None of these four practices is right. What's wrong? The core of these four practices can be summarized in one sentence. What * * * has in common is "different views". He wants to express loneliness, he wants to express helplessness, he can't express it, he expresses anger; I want to express reconciliation and contribution, but he expresses ingratiation. That's what I said. I can't express what I want to express frankly and accurately.
The author says that the only correct method is called "consistent expression". The consistent expression is my inner self and outer self. The language I speak and the posture of my body convey the same message to you. Have you ever seen someone talk to you with a smile and say, "Too bad, things haven't been going well recently". His expression is smiling and relaxed, but his words are heavy. This is a typical inconsistent reaction.
The truly effective expression is consistent.

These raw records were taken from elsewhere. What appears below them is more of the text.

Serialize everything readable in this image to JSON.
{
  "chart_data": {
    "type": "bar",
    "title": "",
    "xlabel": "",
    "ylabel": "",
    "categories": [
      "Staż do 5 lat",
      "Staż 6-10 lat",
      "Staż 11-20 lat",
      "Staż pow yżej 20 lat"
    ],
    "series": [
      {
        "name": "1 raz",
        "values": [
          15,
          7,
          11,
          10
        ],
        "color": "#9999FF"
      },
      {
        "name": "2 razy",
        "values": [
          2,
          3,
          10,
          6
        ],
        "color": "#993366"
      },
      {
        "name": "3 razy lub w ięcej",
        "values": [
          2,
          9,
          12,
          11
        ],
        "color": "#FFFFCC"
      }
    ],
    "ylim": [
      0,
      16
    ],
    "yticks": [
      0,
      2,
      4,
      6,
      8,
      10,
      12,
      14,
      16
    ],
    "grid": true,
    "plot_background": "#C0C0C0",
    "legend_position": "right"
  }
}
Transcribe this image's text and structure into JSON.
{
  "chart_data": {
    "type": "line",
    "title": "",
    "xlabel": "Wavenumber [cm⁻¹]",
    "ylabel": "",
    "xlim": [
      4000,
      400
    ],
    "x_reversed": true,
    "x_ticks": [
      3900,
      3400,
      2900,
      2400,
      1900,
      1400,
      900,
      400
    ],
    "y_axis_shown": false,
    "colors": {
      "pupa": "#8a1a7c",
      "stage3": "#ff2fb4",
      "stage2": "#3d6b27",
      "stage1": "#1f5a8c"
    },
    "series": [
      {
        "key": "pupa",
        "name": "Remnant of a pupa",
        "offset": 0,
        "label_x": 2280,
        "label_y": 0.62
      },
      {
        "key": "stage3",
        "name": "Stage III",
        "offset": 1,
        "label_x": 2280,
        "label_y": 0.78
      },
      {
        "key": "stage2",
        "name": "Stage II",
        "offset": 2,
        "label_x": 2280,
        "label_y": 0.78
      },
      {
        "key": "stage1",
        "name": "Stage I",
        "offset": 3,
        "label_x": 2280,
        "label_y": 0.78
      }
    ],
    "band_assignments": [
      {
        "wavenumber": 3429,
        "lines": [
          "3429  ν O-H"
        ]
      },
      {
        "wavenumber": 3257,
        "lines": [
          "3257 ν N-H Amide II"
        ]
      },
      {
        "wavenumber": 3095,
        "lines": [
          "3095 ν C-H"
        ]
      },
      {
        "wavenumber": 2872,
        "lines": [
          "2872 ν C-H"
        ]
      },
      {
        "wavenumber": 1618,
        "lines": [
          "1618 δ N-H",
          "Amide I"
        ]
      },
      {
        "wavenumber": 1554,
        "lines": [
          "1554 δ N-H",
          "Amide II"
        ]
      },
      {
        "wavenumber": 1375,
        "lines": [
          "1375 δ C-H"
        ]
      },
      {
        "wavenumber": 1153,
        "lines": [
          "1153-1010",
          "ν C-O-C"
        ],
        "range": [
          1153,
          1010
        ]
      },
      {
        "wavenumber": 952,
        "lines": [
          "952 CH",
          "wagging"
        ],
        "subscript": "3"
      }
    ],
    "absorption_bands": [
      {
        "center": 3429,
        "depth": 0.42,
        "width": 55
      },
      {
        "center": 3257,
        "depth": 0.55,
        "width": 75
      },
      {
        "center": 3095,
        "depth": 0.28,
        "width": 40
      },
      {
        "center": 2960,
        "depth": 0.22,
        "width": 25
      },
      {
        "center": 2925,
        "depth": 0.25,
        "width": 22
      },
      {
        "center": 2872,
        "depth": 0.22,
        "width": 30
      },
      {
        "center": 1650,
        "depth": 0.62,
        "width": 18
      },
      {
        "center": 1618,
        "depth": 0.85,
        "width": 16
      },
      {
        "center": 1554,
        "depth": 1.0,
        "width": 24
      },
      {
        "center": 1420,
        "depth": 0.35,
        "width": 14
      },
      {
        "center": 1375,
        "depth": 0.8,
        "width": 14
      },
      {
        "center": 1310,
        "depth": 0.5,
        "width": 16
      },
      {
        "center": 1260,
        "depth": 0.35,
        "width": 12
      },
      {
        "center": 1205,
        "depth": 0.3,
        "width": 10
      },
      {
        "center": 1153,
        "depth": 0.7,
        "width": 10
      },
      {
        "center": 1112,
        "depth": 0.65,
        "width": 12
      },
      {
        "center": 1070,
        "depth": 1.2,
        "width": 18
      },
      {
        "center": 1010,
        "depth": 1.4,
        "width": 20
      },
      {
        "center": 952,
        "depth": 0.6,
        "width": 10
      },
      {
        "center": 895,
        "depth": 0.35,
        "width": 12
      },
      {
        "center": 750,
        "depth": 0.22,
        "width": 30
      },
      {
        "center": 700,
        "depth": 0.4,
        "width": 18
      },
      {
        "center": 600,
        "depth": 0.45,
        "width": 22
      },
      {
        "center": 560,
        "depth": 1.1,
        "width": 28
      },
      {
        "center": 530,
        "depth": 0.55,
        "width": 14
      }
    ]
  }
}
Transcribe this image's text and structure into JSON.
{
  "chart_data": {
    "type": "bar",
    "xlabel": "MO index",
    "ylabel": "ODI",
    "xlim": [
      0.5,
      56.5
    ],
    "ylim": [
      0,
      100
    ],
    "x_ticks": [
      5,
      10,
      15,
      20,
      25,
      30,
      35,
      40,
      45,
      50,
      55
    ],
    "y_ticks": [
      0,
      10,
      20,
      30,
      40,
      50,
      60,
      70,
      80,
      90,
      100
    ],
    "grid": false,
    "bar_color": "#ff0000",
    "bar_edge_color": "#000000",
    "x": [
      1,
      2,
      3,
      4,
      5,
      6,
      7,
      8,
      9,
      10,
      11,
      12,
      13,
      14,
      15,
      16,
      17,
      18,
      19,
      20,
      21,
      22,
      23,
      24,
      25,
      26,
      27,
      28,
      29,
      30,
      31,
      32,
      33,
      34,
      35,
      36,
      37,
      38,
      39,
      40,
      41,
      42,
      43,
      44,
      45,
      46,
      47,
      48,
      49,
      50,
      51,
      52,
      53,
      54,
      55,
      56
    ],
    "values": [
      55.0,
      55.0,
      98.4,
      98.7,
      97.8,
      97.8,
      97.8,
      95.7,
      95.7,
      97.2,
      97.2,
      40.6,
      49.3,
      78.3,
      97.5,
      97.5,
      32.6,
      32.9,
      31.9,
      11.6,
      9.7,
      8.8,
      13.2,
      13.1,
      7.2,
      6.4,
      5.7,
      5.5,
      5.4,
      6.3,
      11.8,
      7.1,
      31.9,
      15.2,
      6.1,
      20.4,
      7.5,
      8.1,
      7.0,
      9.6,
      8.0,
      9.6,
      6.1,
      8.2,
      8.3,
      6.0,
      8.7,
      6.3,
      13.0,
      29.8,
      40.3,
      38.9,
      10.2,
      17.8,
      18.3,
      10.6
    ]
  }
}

Let me give you an example. This is the simplest example. For example, when two people face each other and their elbows hurt, the flatterer will say, "He looks down at the ground and wrings his hands and says,' Please forgive me, I am a clumsy idiot.' The plaintiff will say, "God, how did I touch your arm? Next time, take your hand away so that I won't touch it. "He will blame others. Then the super-rational person said, "I wish I could apologize to you." I accidentally bumped into your arm when I passed by. If you hurt your arm, please contact my lawyer, ok? Then the interrupter looked at the others and said, "Someone is crazy. It must have hit him. "He will want to cover it up in this way. And what do consistent people do? A sympathetic person will look at each other and say, "I'm sorry to hurt you." Does it hurt here? "Very simple, this is a consistent person.
When we tell our children, we often disagree. As we said in other books before, children wear less clothes and are cold when they go out, so you are worried. People who agree will say, "Mom is worried about you. Can you put on more clothes?" I'm afraid you have a cold. But the accuser will say, "You're freezing to death wearing so little. You can do whatever you like, and nobody cares about you. "Is that you clearly want to express concern, but what you blurted out turned into accusations. So people should learn to express consistently.
There is a core point here, that is, don't scare yourself. The core of those four manifestations, please, blame, super-rationality and interruption, is that their brains have already processed many things in advance. Because there are many possibilities in his mind, influenced by the background of the powerful possibilities brought to him before, he dare not tell the truth and dare not face the facts directly, so he made such a reaction.